Bruno Bertini: Rényi Entropies and Charge Moments from Space-Time Duality
Rényi entropies are conceptually valuable and experimentally relevant generalisations of the celebrated von Neumann entanglement entropy. After a quantum quench in a clean quantum many-body system they generically display a universal linear growth in time followed by saturation. While a finite subsystem is essentially at local equilibrium when the entanglement saturates, it is genuinely out-of-equilibrium in the growth phase. In particular, the slope of the growth carries vital information on the nature of the system's dynamics, and its characterisation is a key objective of current research. In the talk I will show that the slope of Rényi entropies can be determined by means of a spacetime duality transformation.

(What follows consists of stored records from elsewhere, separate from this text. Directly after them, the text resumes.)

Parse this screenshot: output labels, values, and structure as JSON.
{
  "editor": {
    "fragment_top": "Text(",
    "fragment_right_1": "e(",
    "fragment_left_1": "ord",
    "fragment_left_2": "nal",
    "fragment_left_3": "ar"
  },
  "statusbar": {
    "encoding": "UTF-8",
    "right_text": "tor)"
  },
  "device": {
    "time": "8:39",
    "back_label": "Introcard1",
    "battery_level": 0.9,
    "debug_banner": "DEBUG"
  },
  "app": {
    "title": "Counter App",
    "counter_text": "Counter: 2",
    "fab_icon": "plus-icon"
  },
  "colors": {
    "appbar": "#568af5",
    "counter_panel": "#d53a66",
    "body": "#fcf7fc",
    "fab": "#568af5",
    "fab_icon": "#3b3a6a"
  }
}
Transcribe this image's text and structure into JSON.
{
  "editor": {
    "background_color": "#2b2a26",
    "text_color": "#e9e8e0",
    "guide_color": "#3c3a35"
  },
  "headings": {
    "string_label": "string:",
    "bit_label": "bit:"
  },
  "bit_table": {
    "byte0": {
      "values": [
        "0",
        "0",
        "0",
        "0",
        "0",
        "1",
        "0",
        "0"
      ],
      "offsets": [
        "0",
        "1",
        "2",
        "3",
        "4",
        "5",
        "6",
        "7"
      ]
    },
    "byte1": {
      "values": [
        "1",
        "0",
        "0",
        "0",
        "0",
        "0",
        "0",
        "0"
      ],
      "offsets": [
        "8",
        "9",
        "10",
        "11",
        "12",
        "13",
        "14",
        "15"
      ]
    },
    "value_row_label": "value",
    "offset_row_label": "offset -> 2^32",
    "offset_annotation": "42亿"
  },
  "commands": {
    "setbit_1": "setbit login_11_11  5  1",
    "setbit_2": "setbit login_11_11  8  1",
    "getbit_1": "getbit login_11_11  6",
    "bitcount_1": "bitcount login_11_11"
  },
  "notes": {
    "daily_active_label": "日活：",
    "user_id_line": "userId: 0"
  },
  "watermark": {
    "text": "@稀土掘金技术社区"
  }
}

I will argue that the slope coincides with the stationary density of entropy of the model obtained by exchanging the roles of space and time. Therefore, very surprisingly, the slope of the entanglement can be expressed as an equilibrium quantity. I will use this observation to find an explicit formula for the slope of Rényi entropies in all integrable models treatable by thermodynamic Bethe ansatz and evolving from integrable initial states. I will then show that the duality approach can be generalised to the computation of full-counting statistics and symmetry resolved entanglement.
- Bruno Bertini, University of Nottingham, United Kingdom